This story is not for the fainthearted. When I was about 8 years old I left my home to stay with my mother’s relatives. My mother could not take care of me because she was sick. I could not stay with my father because he was injured during work. Both my parents were unable to take care of me so I stayed with my mother’s relatives until I was 15. After that, I had to live with other relatives because my mother’s sister got sick as well. From that time I lived with different family members and moved around a lot. I did not have a good childhood.
I was molested at the age of 11 years up until I left to live with the other family members. I was raped several times. At the age of 16, a community member raped me. I was raped a second time at the age of 21. He was my computer teacher in school. At the age of 24 I was raped a third time, this time it was my boss. Due to my parents’ illnesses and injuries, it was up to me to support the family. I never knew what it is like to be a happy child.
In 1997, at the age of 26, I met what I thought was a wonderful man. We have three beautiful boys together -11, 9 and 5 years old. But when I found him in our bed with my sister I knew he had never truly loved me. My sister also has a child with him. We are separated now. It is hard taking care of three kids on my own but I want to give them the childhood I never had. I love them with all my heart and would give my life for them. I also look after the children of other family members since of my sisters died of AIDS in May 2008, leaving two children behind. My other brother is also very sick because of AIDS. He has 5 children. I’ve just found out that my other sister is also HIV positive, she has one child. Very soon, I will have 11 children to look after. They will come and live with me next year. I don’t know how I am going to manage, but I will.
I have been with Bobbi Bear since 2000. I heard about their work in the community. I heard about the women being helped under the tree. They were being taught about HIV and AIDS, while also being empowered to seek help when they were in abusive relationships. I really wanted to meet the founder and get to know her. I knew how to sow and pottery so I could use these skills to teach the women under the tree, making them less dependent on a man.

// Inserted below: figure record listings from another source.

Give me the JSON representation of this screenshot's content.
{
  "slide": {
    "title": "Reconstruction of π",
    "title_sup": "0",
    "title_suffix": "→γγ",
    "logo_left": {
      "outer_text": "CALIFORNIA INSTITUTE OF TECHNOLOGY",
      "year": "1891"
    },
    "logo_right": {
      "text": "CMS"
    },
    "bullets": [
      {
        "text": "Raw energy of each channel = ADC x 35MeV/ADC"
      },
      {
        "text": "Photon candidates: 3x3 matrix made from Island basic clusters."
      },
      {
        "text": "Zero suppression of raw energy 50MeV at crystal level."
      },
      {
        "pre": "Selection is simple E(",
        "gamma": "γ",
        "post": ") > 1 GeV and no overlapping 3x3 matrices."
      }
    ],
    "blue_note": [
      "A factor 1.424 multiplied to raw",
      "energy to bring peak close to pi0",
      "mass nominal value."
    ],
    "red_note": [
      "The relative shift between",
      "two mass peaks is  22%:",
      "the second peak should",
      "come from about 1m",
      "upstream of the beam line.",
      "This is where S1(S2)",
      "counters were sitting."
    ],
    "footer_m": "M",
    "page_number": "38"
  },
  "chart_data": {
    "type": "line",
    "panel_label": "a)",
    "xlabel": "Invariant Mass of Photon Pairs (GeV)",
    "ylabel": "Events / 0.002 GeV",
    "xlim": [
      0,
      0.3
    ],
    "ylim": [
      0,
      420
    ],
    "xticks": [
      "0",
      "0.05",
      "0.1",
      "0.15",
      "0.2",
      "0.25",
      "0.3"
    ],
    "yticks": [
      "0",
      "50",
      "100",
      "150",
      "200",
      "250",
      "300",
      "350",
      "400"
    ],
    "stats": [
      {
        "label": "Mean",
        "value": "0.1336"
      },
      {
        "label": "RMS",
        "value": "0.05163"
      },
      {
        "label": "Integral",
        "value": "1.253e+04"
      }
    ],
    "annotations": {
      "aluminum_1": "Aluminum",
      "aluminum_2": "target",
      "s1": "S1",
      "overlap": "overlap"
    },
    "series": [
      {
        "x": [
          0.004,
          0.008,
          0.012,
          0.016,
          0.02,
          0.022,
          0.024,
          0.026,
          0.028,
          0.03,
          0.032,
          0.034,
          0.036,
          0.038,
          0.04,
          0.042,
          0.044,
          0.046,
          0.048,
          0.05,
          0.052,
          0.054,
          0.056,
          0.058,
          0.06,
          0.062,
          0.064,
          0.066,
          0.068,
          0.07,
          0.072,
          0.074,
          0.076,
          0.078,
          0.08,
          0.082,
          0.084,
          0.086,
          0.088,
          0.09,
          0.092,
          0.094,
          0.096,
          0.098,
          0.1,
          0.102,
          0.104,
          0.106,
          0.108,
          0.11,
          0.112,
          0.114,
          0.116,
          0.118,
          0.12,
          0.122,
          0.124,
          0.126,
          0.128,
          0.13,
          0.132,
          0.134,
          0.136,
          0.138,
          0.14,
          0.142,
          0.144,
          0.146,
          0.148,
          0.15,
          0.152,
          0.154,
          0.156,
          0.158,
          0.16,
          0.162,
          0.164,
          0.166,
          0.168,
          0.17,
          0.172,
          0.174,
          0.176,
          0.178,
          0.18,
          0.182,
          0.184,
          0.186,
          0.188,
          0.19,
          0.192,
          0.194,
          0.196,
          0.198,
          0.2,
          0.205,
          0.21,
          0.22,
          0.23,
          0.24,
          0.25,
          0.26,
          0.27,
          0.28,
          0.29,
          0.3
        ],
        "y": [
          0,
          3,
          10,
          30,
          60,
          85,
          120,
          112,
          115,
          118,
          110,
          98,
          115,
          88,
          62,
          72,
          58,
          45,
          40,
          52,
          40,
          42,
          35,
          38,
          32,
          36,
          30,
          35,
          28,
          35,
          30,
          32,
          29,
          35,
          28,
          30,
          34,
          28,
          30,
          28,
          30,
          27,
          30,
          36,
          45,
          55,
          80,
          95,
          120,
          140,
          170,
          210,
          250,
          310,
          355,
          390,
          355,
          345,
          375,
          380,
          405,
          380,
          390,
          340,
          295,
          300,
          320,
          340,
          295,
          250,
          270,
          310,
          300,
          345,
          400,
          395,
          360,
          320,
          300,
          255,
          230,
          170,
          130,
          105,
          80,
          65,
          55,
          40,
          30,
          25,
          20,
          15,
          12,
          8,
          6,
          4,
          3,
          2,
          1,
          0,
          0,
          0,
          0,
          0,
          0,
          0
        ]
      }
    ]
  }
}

But when I met her she just asked me if I was OK. I did not expect this and ended up crying. I realised that I never had somebody to listen to my problems, and I never had any form of counselling. She told me that I could talk to her whenever I needed to. I could not leave the tree before I gave her my details. She wanted to stay in contact with me and wanted to train me. She saw talents in me, which I did not even know I had. After a year I was trained to be a CSO (Child Safety Officer). Now I am a counsellor and I want to go back to school to become a psychologist.
What can I say about the founder of Bobbie Bear? She is my mother and Bobbie Bear is my family.